Take a left at the crossroad, leave the road bed, and start a fairly steep ascent up a root-covered path. The gradient starts to level just as you start to get out of breath, and you get a change to slow down and appreciate the ancient Douglas firs looming trailside. The understory here is a mix of red huckleberry, salal, evergreen huckleberry, Oregon grape, and sword fern. The trail will take you down a short dip, then it’s back up a ridge and past another impressive trio of trees, this time old-growth hemlocks. As you near the ridge, the path undulates through shady groves before opening into a grassy slope. Great views here of the Cummings Creek Wilderness from here.
Next head up through this ridgeline meadow, then enter an alder grove which leads up to the Cummins Creek-Cummins Creek Loop Trail East Junction. Take a left here and trek up a rubbly path along the north side of a rise. There’s a signpost here pointing out the Cummins Basin Viewpoint. You'll find the best sights by swinging right on the path behind the summit to a lookout over the Cummins Creek Valley. You can see as far as the ocean on a clear day.
Retrace your steps back to the main trail, and continue to the right up the path, looking for a connection with an old logging bed. You’ll begin a gradual decent here under the branches of alders and through dense thickets of salmonberry. Up ahead is the Cummins Creek-Cooks Ridge Trail Junction, at which you’ll need to take a sharp left to follow the loop down. The path drops down along the ridge crest, slides into a secondary forest, and then leaves the old road bed at the bottom of a saddle. The path winds through old-growth trees, leading out to the Cooks Ridge-Gwynn Creek Trail Junction.

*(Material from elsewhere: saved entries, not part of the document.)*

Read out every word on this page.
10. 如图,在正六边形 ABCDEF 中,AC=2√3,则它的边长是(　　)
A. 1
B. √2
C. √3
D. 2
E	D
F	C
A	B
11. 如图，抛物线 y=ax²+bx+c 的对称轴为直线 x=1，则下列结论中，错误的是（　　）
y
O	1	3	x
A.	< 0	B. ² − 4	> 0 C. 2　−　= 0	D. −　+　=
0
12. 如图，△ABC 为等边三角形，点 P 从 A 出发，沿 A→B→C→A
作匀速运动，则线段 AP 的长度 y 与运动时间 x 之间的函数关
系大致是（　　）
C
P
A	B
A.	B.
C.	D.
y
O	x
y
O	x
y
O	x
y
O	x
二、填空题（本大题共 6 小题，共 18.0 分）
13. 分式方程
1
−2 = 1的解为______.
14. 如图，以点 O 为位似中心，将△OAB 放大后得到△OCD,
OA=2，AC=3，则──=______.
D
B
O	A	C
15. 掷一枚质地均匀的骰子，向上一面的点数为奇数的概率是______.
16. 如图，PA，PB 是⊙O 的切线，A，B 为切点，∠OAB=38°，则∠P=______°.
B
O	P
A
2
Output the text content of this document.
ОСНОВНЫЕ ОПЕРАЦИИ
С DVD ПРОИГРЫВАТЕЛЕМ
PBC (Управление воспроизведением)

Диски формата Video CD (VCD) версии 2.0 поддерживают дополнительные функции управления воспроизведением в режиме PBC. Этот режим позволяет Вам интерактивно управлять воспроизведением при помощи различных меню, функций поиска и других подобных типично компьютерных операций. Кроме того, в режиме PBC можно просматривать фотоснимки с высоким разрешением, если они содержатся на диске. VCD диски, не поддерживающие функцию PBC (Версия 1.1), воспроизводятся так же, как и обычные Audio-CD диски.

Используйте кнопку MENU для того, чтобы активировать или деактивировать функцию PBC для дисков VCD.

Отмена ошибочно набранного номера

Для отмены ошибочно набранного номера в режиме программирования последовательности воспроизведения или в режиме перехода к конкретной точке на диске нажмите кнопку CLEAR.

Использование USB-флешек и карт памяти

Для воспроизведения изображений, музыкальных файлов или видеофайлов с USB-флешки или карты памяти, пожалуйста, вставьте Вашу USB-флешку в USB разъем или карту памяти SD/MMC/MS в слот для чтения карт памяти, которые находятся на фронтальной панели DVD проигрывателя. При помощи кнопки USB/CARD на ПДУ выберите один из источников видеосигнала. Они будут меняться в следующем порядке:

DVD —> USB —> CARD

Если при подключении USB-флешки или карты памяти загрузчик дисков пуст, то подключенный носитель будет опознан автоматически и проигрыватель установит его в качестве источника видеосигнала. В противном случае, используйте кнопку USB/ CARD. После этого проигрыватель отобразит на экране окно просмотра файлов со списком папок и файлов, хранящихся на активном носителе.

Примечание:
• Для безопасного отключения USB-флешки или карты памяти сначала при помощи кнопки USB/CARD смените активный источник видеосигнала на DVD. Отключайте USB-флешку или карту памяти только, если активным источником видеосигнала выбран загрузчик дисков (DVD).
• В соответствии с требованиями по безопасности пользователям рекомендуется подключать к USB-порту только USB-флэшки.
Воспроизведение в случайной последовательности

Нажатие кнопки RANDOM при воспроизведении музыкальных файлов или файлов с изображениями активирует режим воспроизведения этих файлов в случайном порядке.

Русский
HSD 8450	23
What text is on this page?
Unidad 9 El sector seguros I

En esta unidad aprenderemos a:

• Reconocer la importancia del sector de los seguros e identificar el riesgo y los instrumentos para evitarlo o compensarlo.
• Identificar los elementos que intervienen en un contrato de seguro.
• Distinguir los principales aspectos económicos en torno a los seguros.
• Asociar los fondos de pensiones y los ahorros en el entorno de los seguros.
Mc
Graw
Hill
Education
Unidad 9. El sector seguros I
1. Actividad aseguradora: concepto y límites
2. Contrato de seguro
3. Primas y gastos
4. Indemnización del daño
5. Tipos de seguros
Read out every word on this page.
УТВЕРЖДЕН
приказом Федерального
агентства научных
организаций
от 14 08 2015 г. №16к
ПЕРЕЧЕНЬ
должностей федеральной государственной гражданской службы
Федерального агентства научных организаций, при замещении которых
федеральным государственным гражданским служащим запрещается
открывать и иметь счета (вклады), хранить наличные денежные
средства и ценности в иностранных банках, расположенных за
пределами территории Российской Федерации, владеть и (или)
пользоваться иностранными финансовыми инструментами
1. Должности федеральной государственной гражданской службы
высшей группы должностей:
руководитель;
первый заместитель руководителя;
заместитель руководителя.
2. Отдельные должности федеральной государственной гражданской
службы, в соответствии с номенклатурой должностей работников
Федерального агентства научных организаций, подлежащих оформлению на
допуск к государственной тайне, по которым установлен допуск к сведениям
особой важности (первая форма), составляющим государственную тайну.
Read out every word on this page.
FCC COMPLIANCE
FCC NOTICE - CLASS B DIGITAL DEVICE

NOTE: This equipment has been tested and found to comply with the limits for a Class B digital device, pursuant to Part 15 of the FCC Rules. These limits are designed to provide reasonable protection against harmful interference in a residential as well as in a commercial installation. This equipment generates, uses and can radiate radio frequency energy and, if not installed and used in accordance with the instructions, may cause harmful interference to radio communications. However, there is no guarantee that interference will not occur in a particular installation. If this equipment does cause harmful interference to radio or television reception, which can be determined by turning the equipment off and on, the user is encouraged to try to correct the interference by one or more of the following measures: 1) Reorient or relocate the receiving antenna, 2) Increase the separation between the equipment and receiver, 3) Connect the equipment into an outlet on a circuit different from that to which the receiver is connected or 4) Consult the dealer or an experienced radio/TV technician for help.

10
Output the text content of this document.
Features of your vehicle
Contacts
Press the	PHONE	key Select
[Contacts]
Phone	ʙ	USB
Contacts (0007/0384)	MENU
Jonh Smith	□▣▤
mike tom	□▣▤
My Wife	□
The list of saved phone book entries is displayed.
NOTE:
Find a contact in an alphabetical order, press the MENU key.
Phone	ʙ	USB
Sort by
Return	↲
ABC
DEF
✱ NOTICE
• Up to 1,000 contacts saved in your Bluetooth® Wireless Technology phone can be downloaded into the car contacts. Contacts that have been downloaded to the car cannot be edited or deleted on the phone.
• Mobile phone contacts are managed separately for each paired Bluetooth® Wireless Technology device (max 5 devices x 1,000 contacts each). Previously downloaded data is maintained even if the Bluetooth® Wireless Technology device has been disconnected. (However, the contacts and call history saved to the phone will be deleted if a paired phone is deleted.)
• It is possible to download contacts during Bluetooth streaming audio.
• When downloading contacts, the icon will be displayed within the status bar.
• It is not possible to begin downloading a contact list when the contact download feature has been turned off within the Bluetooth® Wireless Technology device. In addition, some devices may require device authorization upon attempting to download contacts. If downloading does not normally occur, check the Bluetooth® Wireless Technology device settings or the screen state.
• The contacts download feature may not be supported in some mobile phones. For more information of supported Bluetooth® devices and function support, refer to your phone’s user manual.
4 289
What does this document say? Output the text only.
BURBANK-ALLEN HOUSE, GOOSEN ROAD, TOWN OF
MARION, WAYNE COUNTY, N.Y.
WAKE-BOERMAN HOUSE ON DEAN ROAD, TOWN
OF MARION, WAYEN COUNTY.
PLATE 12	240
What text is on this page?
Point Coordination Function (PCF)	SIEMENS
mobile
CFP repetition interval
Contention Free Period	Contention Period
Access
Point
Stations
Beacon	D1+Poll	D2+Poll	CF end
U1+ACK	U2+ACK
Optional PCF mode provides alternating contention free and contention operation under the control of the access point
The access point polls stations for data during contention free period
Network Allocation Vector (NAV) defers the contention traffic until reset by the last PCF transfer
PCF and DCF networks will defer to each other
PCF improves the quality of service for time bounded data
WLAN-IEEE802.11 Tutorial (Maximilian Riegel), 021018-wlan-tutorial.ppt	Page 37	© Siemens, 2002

Take a left here, back under the shade of western hemlock, Douglas fir, and some cedars. You’ll hit some switchbacks on the decent, and cross several small gullies that fill with water in the rainy months. Look for the massive Sitka spruces and Douglas firs growing by the trail sides, and then look for Gwynn Creek down below. Pass a state park boundary sign as you enter Neptune State Park and head on to the Oregon Coast-Gwynn Creek Trail Junction.
There’s a footbridge up ahead spanning Gwynn Creek which then leads out to a grassy road. This will lead you out to the Oregon Coast Cummins Creek Trailhead on Forest Road 1050. From here it’s just a quarter-mile to the trailhead.